With pop music sensation Ali Sher at the helm, the music does a good job of setting the tone of the movie; a hard task to juggle when one is walking the line between romance, comedy, and blood pumping mystery. However, these three completely diverse genres come together seamlessly and create something truly magical as exhibited by the title track, Bachaana, an upbeat catchy tune sung by Benny Dayal and Komal Ghazanfar; the former of whom wowed us with Badtameez Dil and had us bobbing along to the tune. Bachaana is no different and its addictive melody is sure to be stuck in our heads for the months to come.
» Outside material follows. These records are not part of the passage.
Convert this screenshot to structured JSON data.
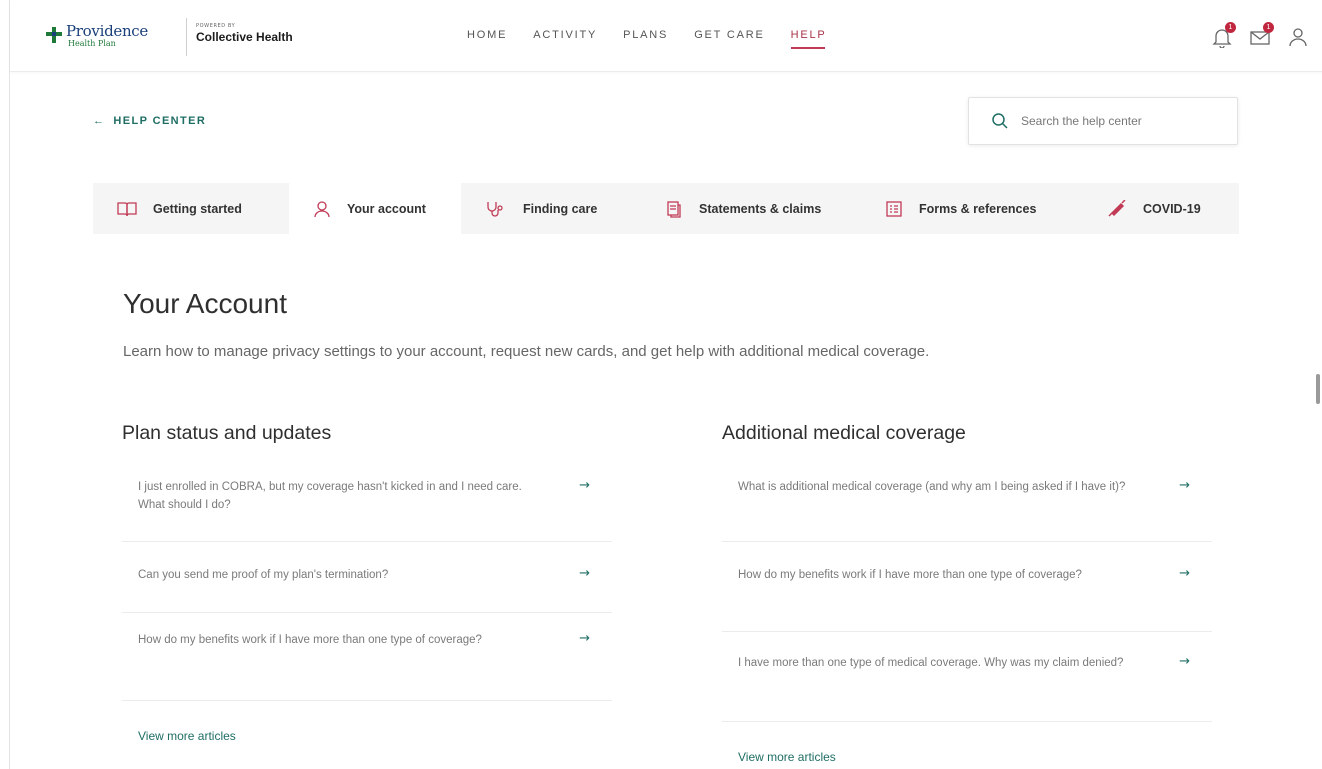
{
  "brand": {
    "name": "Providence",
    "sub": "Health Plan",
    "powered_label": "POWERED BY",
    "partner": "Collective Health"
  },
  "nav": {
    "links": [
      "HOME",
      "ACTIVITY",
      "PLANS",
      "GET CARE",
      "HELP"
    ],
    "active": "HELP",
    "notifications_badge": "1",
    "messages_badge": "1"
  },
  "help": {
    "back_label": "HELP CENTER",
    "search_placeholder": "Search the help center"
  },
  "tabs": [
    {
      "label": "Getting started",
      "icon": "book-icon"
    },
    {
      "label": "Your account",
      "icon": "person-icon"
    },
    {
      "label": "Finding care",
      "icon": "stethoscope-icon"
    },
    {
      "label": "Statements & claims",
      "icon": "documents-icon"
    },
    {
      "label": "Forms & references",
      "icon": "form-icon"
    },
    {
      "label": "COVID-19",
      "icon": "syringe-icon"
    }
  ],
  "active_tab": "Your account",
  "page": {
    "title": "Your Account",
    "description": "Learn how to manage privacy settings to your account, request new cards, and get help with additional medical coverage."
  },
  "sections": [
    {
      "title": "Plan status and updates",
      "articles": [
        "I just enrolled in COBRA, but my coverage hasn't kicked in and I need care. What should I do?",
        "Can you send me proof of my plan's termination?",
        "How do my benefits work if I have more than one type of coverage?"
      ],
      "more": "View more articles"
    },
    {
      "title": "Additional medical coverage",
      "articles": [
        "What is additional medical coverage (and why am I being asked if I have it)?",
        "How do my benefits work if I have more than one type of coverage?",
        "I have more than one type of medical coverage. Why was my claim denied?"
      ],
      "more": "View more articles"
    }
  ],
  "colors": {
    "accent": "#1f6e64",
    "active_nav": "#c13b57",
    "badge": "#c0273f"
  }
}
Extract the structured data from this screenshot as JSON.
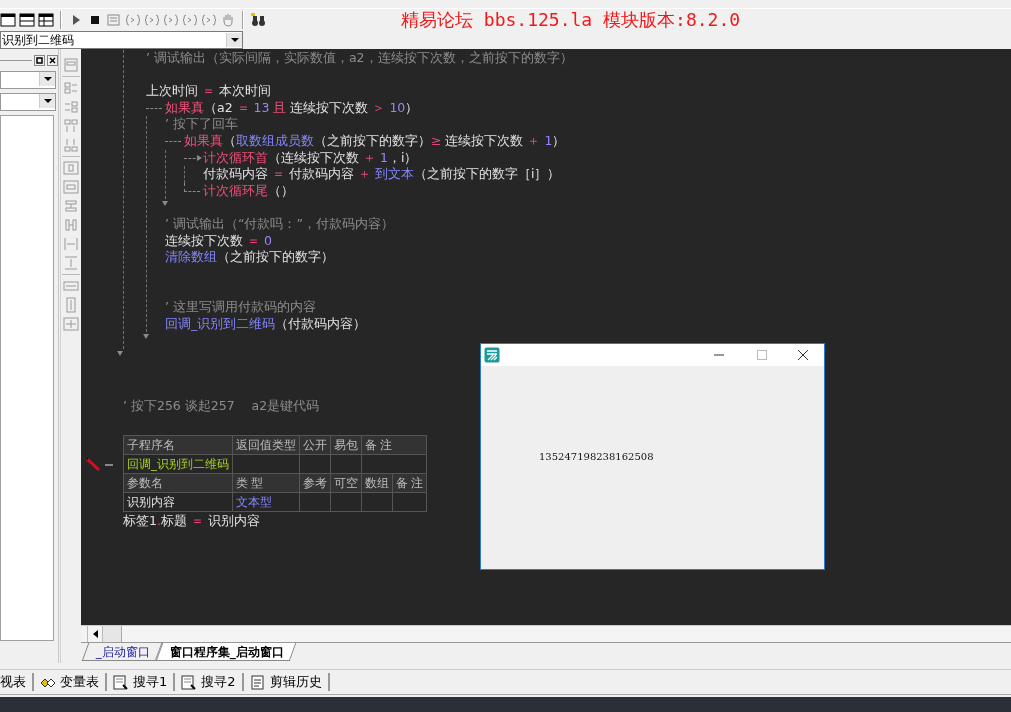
{
  "toolbar": {
    "banner": "精易论坛 bbs.125.la 模块版本:8.2.0"
  },
  "subroutine_combo": {
    "value": "识别到二维码"
  },
  "code": [
    {
      "kind": "line",
      "tokens": [
        {
          "kind": "comment",
          "text": "’ 调试输出（实际间隔，实际数值，a2，连续按下次数，之前按下的数字）"
        }
      ]
    },
    {
      "kind": "blank"
    },
    {
      "kind": "line",
      "tokens": [
        {
          "kind": "plain",
          "text": "上次时间 "
        },
        {
          "kind": "operator",
          "text": "＝"
        },
        {
          "kind": "plain",
          "text": " 本次时间"
        }
      ]
    },
    {
      "kind": "if",
      "tokens": [
        {
          "kind": "keyword",
          "text": "如果真"
        },
        {
          "kind": "plain",
          "text": "（a2 "
        },
        {
          "kind": "operator",
          "text": "＝"
        },
        {
          "kind": "number",
          "text": " 13 "
        },
        {
          "kind": "keyword",
          "text": "且"
        },
        {
          "kind": "plain",
          "text": " 连续按下次数 "
        },
        {
          "kind": "operator",
          "text": "＞"
        },
        {
          "kind": "number",
          "text": " 10"
        },
        {
          "kind": "plain",
          "text": "）"
        }
      ],
      "children": [
        {
          "kind": "line",
          "tokens": [
            {
              "kind": "comment",
              "text": "’ 按下了回车"
            }
          ]
        },
        {
          "kind": "if",
          "tokens": [
            {
              "kind": "keyword",
              "text": "如果真"
            },
            {
              "kind": "plain",
              "text": "（"
            },
            {
              "kind": "function",
              "text": "取数组成员数"
            },
            {
              "kind": "plain",
              "text": "（之前按下的数字）"
            },
            {
              "kind": "operator",
              "text": "≥"
            },
            {
              "kind": "plain",
              "text": " 连续按下次数 "
            },
            {
              "kind": "operator",
              "text": "＋"
            },
            {
              "kind": "number",
              "text": " 1"
            },
            {
              "kind": "plain",
              "text": "）"
            }
          ],
          "children": [
            {
              "kind": "loop",
              "tokens": [
                {
                  "kind": "keyword",
                  "text": "计次循环首"
                },
                {
                  "kind": "plain",
                  "text": "（连续按下次数 "
                },
                {
                  "kind": "operator",
                  "text": "＋"
                },
                {
                  "kind": "number",
                  "text": " 1"
                },
                {
                  "kind": "plain",
                  "text": "，i）"
                }
              ],
              "children": [
                {
                  "kind": "line",
                  "tokens": [
                    {
                      "kind": "plain",
                      "text": "付款码内容 "
                    },
                    {
                      "kind": "operator",
                      "text": "＝"
                    },
                    {
                      "kind": "plain",
                      "text": " 付款码内容 "
                    },
                    {
                      "kind": "operator",
                      "text": "＋"
                    },
                    {
                      "kind": "function",
                      "text": " 到文本"
                    },
                    {
                      "kind": "plain",
                      "text": "（之前按下的数字［i］）"
                    }
                  ]
                }
              ],
              "end_tokens": [
                {
                  "kind": "keyword",
                  "text": "计次循环尾"
                },
                {
                  "kind": "plain",
                  "text": "（）"
                }
              ]
            }
          ]
        },
        {
          "kind": "line",
          "tokens": [
            {
              "kind": "comment",
              "text": "’ 调试输出（“付款吗：”，付款码内容）"
            }
          ]
        },
        {
          "kind": "line",
          "tokens": [
            {
              "kind": "plain",
              "text": "连续按下次数 "
            },
            {
              "kind": "operator",
              "text": "＝"
            },
            {
              "kind": "number",
              "text": " 0"
            }
          ]
        },
        {
          "kind": "line",
          "tokens": [
            {
              "kind": "function",
              "text": "清除数组"
            },
            {
              "kind": "plain",
              "text": "（之前按下的数字）"
            }
          ]
        },
        {
          "kind": "blank"
        },
        {
          "kind": "blank"
        },
        {
          "kind": "line",
          "tokens": [
            {
              "kind": "comment",
              "text": "’ 这里写调用付款码的内容"
            }
          ]
        },
        {
          "kind": "line",
          "tokens": [
            {
              "kind": "function",
              "text": "回调_识别到二维码"
            },
            {
              "kind": "plain",
              "text": "（付款码内容）"
            }
          ]
        }
      ]
    }
  ],
  "after_code": [
    {
      "kind": "blank"
    },
    {
      "kind": "blank"
    },
    {
      "kind": "line",
      "tokens": [
        {
          "kind": "comment",
          "text": "’ 按下256 谈起257　 a2是键代码"
        }
      ]
    }
  ],
  "sub_table": {
    "header": [
      "子程序名",
      "返回值类型",
      "公开",
      "易包",
      "备 注"
    ],
    "sub_name": "回调_识别到二维码",
    "param_header": [
      "参数名",
      "类 型",
      "参考",
      "可空",
      "数组",
      "备 注"
    ],
    "params": [
      {
        "name": "识别内容",
        "type": "文本型"
      }
    ]
  },
  "after_table": [
    {
      "kind": "line",
      "tokens": [
        {
          "kind": "plain",
          "text": "标签1"
        },
        {
          "kind": "operator",
          "text": "."
        },
        {
          "kind": "plain",
          "text": "标题 "
        },
        {
          "kind": "operator",
          "text": "＝"
        },
        {
          "kind": "plain",
          "text": " 识别内容"
        }
      ]
    }
  ],
  "editor_tabs": [
    {
      "label": "_启动窗口",
      "selected": false
    },
    {
      "label": "窗口程序集_启动窗口",
      "selected": true
    }
  ],
  "bottom_tabs": [
    {
      "label": "视表"
    },
    {
      "label": "变量表"
    },
    {
      "label": "搜寻1"
    },
    {
      "label": "搜寻2"
    },
    {
      "label": "剪辑历史"
    }
  ],
  "popup": {
    "text": "135247198238162508"
  }
}
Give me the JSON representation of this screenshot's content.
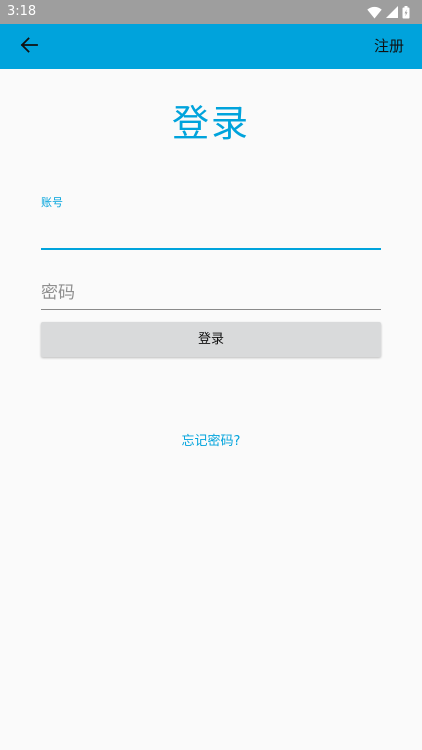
{
  "status_bar": {
    "time": "3:18",
    "icons": [
      "wifi-icon",
      "cell-signal-icon",
      "battery-icon"
    ]
  },
  "toolbar": {
    "back_icon": "arrow-left-icon",
    "action_label": "注册",
    "background": "#00a3dc"
  },
  "page": {
    "title": "登录"
  },
  "form": {
    "account_label": "账号",
    "account_value": "",
    "password_placeholder": "密码",
    "password_value": "",
    "submit_label": "登录",
    "forgot_label": "忘记密码?"
  },
  "colors": {
    "accent": "#00a3dc",
    "button_bg": "#d9dadb",
    "page_bg": "#fafafa"
  }
}
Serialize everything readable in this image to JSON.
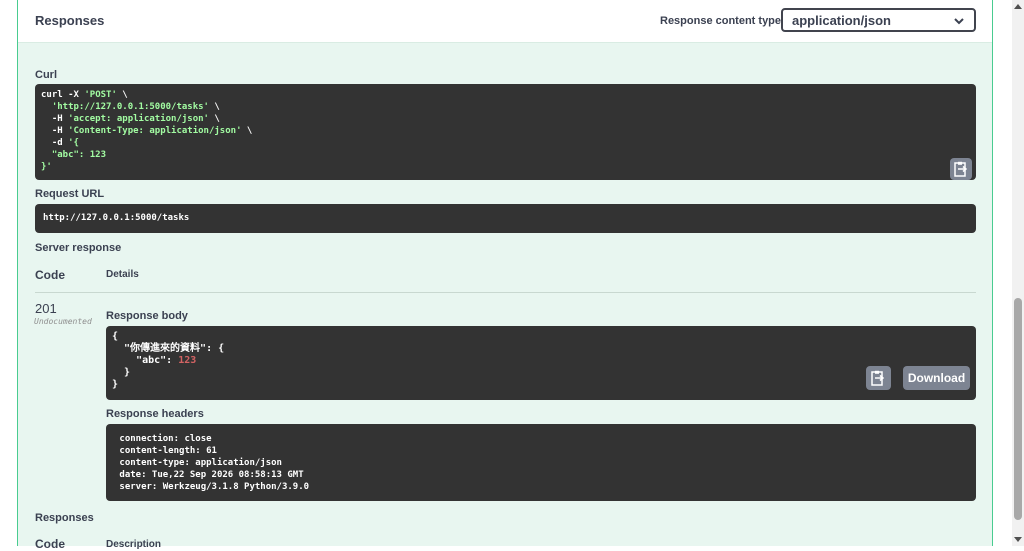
{
  "header": {
    "title": "Responses",
    "content_type_label": "Response content type",
    "content_type_value": "application/json"
  },
  "curl": {
    "label": "Curl",
    "lines": [
      {
        "parts": [
          {
            "t": "curl -X ",
            "c": "w"
          },
          {
            "t": "'POST'",
            "c": "s"
          },
          {
            "t": " \\",
            "c": "w"
          }
        ]
      },
      {
        "parts": [
          {
            "t": "  ",
            "c": "w"
          },
          {
            "t": "'http://127.0.0.1:5000/tasks'",
            "c": "s"
          },
          {
            "t": " \\",
            "c": "w"
          }
        ]
      },
      {
        "parts": [
          {
            "t": "  -H ",
            "c": "w"
          },
          {
            "t": "'accept: application/json'",
            "c": "s"
          },
          {
            "t": " \\",
            "c": "w"
          }
        ]
      },
      {
        "parts": [
          {
            "t": "  -H ",
            "c": "w"
          },
          {
            "t": "'Content-Type: application/json'",
            "c": "s"
          },
          {
            "t": " \\",
            "c": "w"
          }
        ]
      },
      {
        "parts": [
          {
            "t": "  -d ",
            "c": "w"
          },
          {
            "t": "'{",
            "c": "s"
          }
        ]
      },
      {
        "parts": [
          {
            "t": "  \"abc\": 123",
            "c": "s"
          }
        ]
      },
      {
        "parts": [
          {
            "t": "}'",
            "c": "s"
          }
        ]
      }
    ]
  },
  "request_url": {
    "label": "Request URL",
    "value": "http://127.0.0.1:5000/tasks"
  },
  "server_response": {
    "label": "Server response",
    "col_code": "Code",
    "col_details": "Details",
    "status_code": "201",
    "status_note": "Undocumented",
    "body_label": "Response body",
    "body_lines": [
      {
        "parts": [
          {
            "t": "{",
            "c": "w"
          }
        ]
      },
      {
        "parts": [
          {
            "t": "  \"你傳進來的資料\": {",
            "c": "w"
          }
        ]
      },
      {
        "parts": [
          {
            "t": "    \"abc\": ",
            "c": "w"
          },
          {
            "t": "123",
            "c": "n"
          }
        ]
      },
      {
        "parts": [
          {
            "t": "  }",
            "c": "w"
          }
        ]
      },
      {
        "parts": [
          {
            "t": "}",
            "c": "w"
          }
        ]
      }
    ],
    "download_label": "Download",
    "headers_label": "Response headers",
    "header_lines": [
      " connection: close ",
      " content-length: 61 ",
      " content-type: application/json ",
      " date: Tue,22 Sep 2026 08:58:13 GMT ",
      " server: Werkzeug/3.1.8 Python/3.9.0 "
    ]
  },
  "responses_section": {
    "label": "Responses",
    "col_code": "Code",
    "col_description": "Description"
  },
  "colors": {
    "panel_bg": "#e8f6f0",
    "panel_border": "#49cc90",
    "code_bg": "#333333",
    "string_color": "#a2fca2",
    "number_color": "#d36363",
    "button_bg": "#7d8492"
  },
  "icons": [
    "chevron-down-icon",
    "copy-icon"
  ]
}
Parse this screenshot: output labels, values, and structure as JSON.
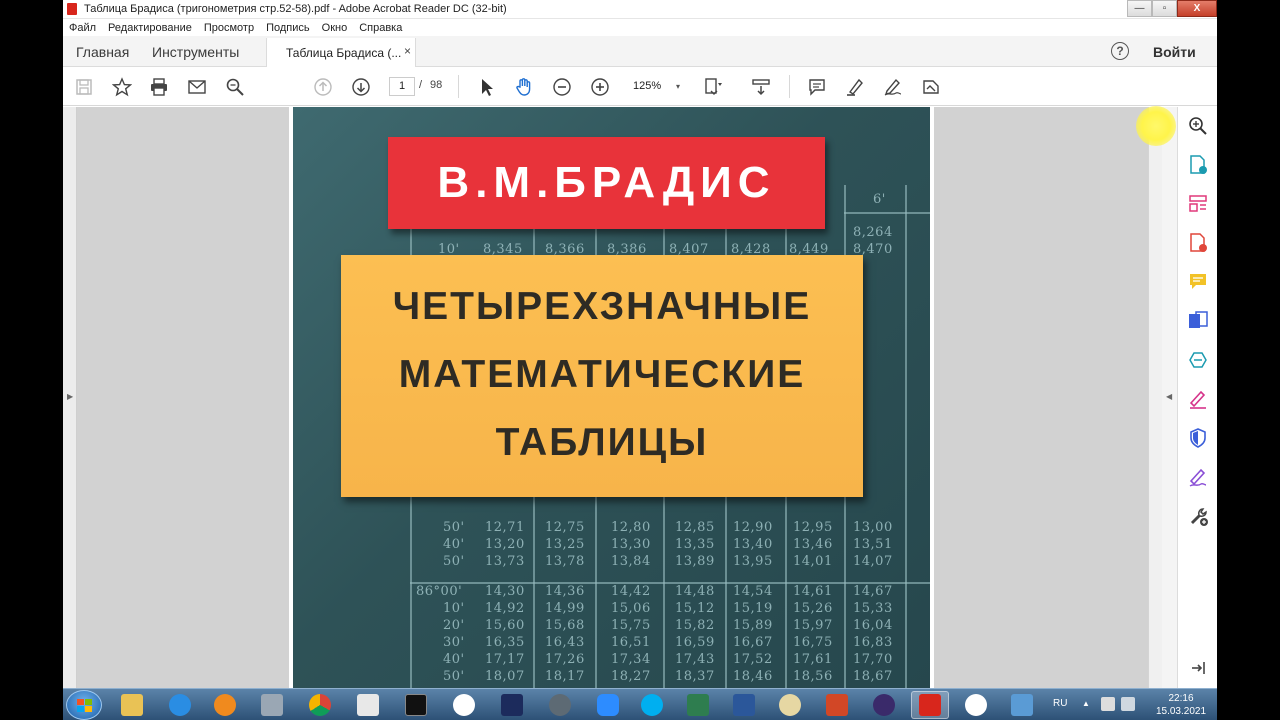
{
  "window": {
    "title": "Таблица Брадиса (тригонометрия стр.52-58).pdf - Adobe Acrobat Reader DC (32-bit)",
    "min": "—",
    "max": "▫",
    "close": "X"
  },
  "menu": [
    "Файл",
    "Редактирование",
    "Просмотр",
    "Подпись",
    "Окно",
    "Справка"
  ],
  "tabs": {
    "home": "Главная",
    "tools": "Инструменты",
    "document": "Таблица Брадиса (...",
    "close": "×"
  },
  "header": {
    "help": "?",
    "signin": "Войти"
  },
  "toolbar": {
    "current_page": "1",
    "page_separator": "/",
    "total_pages": "98",
    "zoom": "125%",
    "zoom_caret": "▾"
  },
  "cover": {
    "author": "В.М.БРАДИС",
    "title_lines": [
      "ЧЕТЫРЕХЗНАЧНЫЕ",
      "МАТЕМАТИЧЕСКИЕ",
      "ТАБЛИЦЫ"
    ],
    "bg_rows": [
      {
        "label": "50'",
        "vals": [
          "12,71",
          "12,75",
          "12,80",
          "12,85",
          "12,90",
          "12,95",
          "13,00"
        ]
      },
      {
        "label": "40'",
        "vals": [
          "13,20",
          "13,25",
          "13,30",
          "13,35",
          "13,40",
          "13,46",
          "13,51"
        ]
      },
      {
        "label": "50'",
        "vals": [
          "13,73",
          "13,78",
          "13,84",
          "13,89",
          "13,95",
          "14,01",
          "14,07"
        ]
      },
      {
        "label": "86°00'",
        "vals": [
          "14,30",
          "14,36",
          "14,42",
          "14,48",
          "14,54",
          "14,61",
          "14,67"
        ]
      },
      {
        "label": "10'",
        "vals": [
          "14,92",
          "14,99",
          "15,06",
          "15,12",
          "15,19",
          "15,26",
          "15,33"
        ]
      },
      {
        "label": "20'",
        "vals": [
          "15,60",
          "15,68",
          "15,75",
          "15,82",
          "15,89",
          "15,97",
          "16,04"
        ]
      },
      {
        "label": "30'",
        "vals": [
          "16,35",
          "16,43",
          "16,51",
          "16,59",
          "16,67",
          "16,75",
          "16,83"
        ]
      },
      {
        "label": "40'",
        "vals": [
          "17,17",
          "17,26",
          "17,34",
          "17,43",
          "17,52",
          "17,61",
          "17,70"
        ]
      },
      {
        "label": "50'",
        "vals": [
          "18,07",
          "18,17",
          "18,27",
          "18,37",
          "18,46",
          "18,56",
          "18,67"
        ]
      }
    ],
    "top_right_vals": [
      "6'",
      "8,264",
      "8,470"
    ],
    "top_left_row": [
      "10'",
      "8,345",
      "8,366",
      "8,386",
      "8,407",
      "8,428",
      "8,449"
    ]
  },
  "taskbar": {
    "lang": "RU",
    "tray_up": "▲",
    "time": "22:16",
    "date": "15.03.2021"
  },
  "colors": {
    "cover_red": "#e8333a",
    "cover_yellow": "#f7b44a",
    "cover_bg": "#2e5257",
    "acrobat_red": "#d8261c"
  }
}
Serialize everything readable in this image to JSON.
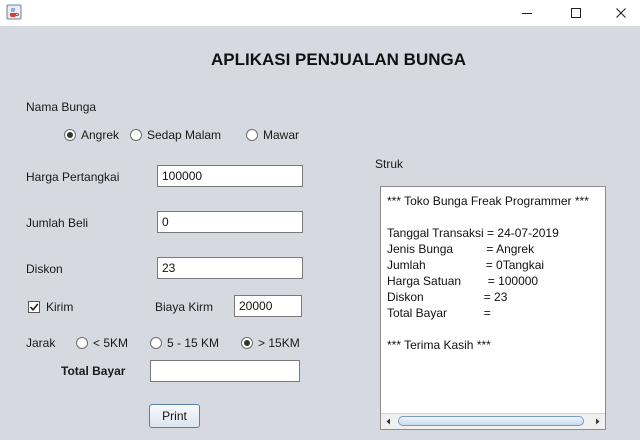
{
  "window": {
    "app_icon": "java-cup-icon",
    "controls": [
      "minimize-icon",
      "maximize-icon",
      "close-icon"
    ]
  },
  "form": {
    "title": "APLIKASI PENJUALAN BUNGA",
    "nama_bunga_label": "Nama Bunga",
    "flower_options": [
      {
        "label": "Angrek",
        "selected": true
      },
      {
        "label": "Sedap Malam",
        "selected": false
      },
      {
        "label": "Mawar",
        "selected": false
      }
    ],
    "harga_label": "Harga Pertangkai",
    "harga_value": "100000",
    "jumlah_label": "Jumlah Beli",
    "jumlah_value": "0",
    "diskon_label": "Diskon",
    "diskon_value": "23",
    "kirim_label": "Kirim",
    "kirim_checked": true,
    "biaya_label": "Biaya Kirm",
    "biaya_value": "20000",
    "jarak_label": "Jarak",
    "distance_options": [
      {
        "label": "< 5KM",
        "selected": false
      },
      {
        "label": "5 - 15 KM",
        "selected": false
      },
      {
        "label": "> 15KM",
        "selected": true
      }
    ],
    "total_label": "Total Bayar",
    "total_value": "",
    "print_label": "Print"
  },
  "receipt": {
    "label": "Struk",
    "lines": [
      "*** Toko Bunga Freak Programmer ***",
      "",
      "Tanggal Transaksi = 24-07-2019",
      "Jenis Bunga          = Angrek",
      "Jumlah                  = 0Tangkai",
      "Harga Satuan        = 100000",
      "Diskon                  = 23",
      "Total Bayar           =",
      "",
      "*** Terima Kasih ***"
    ]
  }
}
Sung by the legendary Shafqat Amanat Ali, the second track Yaari, takes on a richer tone in comparison to the title track and is a slower track. However, what it lacks in pace, is made up for by a beautiful tune and smooth, elevating vocals. Koi Labda by pop rock band pop rock band Symt was originally featured as a duet on Coke Studio with Sanam Marvi but this version is led solely by the rock band and leads the story into a pivotal moment. Rounding off the soundtrack is a mash-up of Yaari and Bachaana, a perfect mixture of slow and fast that describes the tone of the film to a T. Though the soundtrack contains shorter tracks than usual albums, it’s a classic case of quality over quantity, with each track seamlessly hitting the bar; a feat it seems the movie itself is set to accomplish as well if the trailers and the reception so far is anything to go by.